I’ll assume that the Olympic Organizing Committee has seen plenty of footage of Teahupo’o, and have a grasp of what actually goes on there. If not, I’ll make it easy for them. Big, scary waves. Really big. In Teahupo’o’s case, let’s say 20-foot minimum. Which means deadly big. Forget the nightmare of it being flat (which can happen) or overhead and blown out (which has happened), even if it is eight-to ten-feet it will be a letdown to everyone, network broadcasters included, all of whom are hoping to see Olympic surfing gold being won in Tahitian Code Red.

And there’s the problem. Because if everything does go right, and sometime during the allotted one-week schedule a really big south swell and good winds actually arrive, the Olympics could be faced with the truly unique spectacle of presenting athletes competing in an event in which they have no experience. Because make no mistake: very few of the world’s surfers are capable of surfing 20 foot Teahupo’o. And none of became so by surfing in ISA qualifying heats.

It could be bad enough for the men’s division. But for the women surfers, a giant swell could be downright catastrophic. Even a precursory look at this year’s professional and amateur rankings will show that with the exception of Tahiti’s Vahine Fierro, not a single female Olympic qualifier has ever surfed a truly big day at Teahupo’o’. I’m not saying that none of the women qualifiers are capable of surfing a big day at Teahupo’o’. I’m just saying that up to now they haven’t.

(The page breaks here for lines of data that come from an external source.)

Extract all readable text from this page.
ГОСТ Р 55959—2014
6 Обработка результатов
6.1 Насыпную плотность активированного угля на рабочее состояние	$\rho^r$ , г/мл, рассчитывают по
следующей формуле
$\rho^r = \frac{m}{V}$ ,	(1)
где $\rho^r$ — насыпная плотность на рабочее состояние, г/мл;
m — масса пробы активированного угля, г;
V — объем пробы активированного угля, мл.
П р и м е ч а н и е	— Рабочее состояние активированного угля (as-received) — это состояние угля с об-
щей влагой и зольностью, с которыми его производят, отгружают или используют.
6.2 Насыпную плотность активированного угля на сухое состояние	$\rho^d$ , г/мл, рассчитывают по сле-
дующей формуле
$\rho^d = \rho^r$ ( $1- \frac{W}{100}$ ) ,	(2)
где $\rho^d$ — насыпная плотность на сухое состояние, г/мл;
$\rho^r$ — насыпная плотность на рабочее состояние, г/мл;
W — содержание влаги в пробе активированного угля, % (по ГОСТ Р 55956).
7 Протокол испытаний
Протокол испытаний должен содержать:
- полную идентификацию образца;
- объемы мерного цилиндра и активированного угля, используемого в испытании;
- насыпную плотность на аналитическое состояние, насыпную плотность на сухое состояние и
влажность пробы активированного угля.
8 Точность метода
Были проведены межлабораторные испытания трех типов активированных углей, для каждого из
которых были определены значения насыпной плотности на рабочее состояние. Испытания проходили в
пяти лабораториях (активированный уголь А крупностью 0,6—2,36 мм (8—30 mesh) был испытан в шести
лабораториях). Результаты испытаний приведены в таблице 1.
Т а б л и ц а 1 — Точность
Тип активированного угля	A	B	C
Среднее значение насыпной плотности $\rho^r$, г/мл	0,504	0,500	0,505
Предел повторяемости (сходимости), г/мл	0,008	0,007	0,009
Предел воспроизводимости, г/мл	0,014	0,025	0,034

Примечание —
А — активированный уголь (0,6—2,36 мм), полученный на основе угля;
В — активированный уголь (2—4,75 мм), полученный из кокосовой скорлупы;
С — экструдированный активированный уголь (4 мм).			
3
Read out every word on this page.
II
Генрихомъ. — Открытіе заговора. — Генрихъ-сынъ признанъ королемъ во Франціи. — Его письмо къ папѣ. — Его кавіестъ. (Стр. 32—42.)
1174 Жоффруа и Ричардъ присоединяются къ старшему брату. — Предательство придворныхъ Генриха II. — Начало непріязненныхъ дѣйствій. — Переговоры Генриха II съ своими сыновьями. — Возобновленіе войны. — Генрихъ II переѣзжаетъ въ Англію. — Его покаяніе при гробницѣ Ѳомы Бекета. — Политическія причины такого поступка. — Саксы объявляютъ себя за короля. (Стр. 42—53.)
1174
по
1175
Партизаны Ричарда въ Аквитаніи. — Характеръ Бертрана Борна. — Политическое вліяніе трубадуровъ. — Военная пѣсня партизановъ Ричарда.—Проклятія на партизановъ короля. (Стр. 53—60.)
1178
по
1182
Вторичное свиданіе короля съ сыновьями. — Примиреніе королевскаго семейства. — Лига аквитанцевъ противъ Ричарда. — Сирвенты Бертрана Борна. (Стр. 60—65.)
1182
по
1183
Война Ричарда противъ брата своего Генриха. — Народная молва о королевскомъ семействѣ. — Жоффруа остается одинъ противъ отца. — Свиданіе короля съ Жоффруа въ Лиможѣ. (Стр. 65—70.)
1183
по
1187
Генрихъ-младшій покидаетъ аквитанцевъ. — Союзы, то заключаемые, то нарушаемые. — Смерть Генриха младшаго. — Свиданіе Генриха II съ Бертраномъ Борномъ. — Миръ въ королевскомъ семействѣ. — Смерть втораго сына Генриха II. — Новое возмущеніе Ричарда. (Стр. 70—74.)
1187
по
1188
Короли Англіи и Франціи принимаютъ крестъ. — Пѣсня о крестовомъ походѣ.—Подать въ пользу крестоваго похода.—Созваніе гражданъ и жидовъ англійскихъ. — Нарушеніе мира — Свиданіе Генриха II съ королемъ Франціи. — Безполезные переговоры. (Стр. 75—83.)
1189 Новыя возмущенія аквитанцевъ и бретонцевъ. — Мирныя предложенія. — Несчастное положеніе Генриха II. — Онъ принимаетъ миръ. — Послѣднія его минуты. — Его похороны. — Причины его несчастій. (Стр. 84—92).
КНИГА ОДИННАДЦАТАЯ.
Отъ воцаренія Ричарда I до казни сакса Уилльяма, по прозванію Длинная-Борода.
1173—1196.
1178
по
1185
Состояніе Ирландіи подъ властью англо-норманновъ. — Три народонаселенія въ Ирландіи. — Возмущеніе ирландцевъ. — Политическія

So imagine a Winter Olympic slalom ski racers being told that, in fact, they’ll be competing in the ski jumping event on the large hill? That’s essentially the exact scenario that many of our Summer Olympic surfers will be facing if everything goes right at Teahupo’o’. For the athletes, the consequence of failure could be grievous injury, but for the Olympic broadcast, it would be seeing a large percentage of the competitors electing, in all good conscience, to not even paddle out. And who could blame them, considering that many of these first timers will be going for gold at a terrifying wave that takes years of experience to wire. A place called Teahupo’o’, whose name translated to English means “the severing of heads”, or, more colloquially, “place of skulls.” For the sake of the O.O.C. and all the over 2 billion viewers who watch the summer Olympics, the question must be raised? Have we thought this through?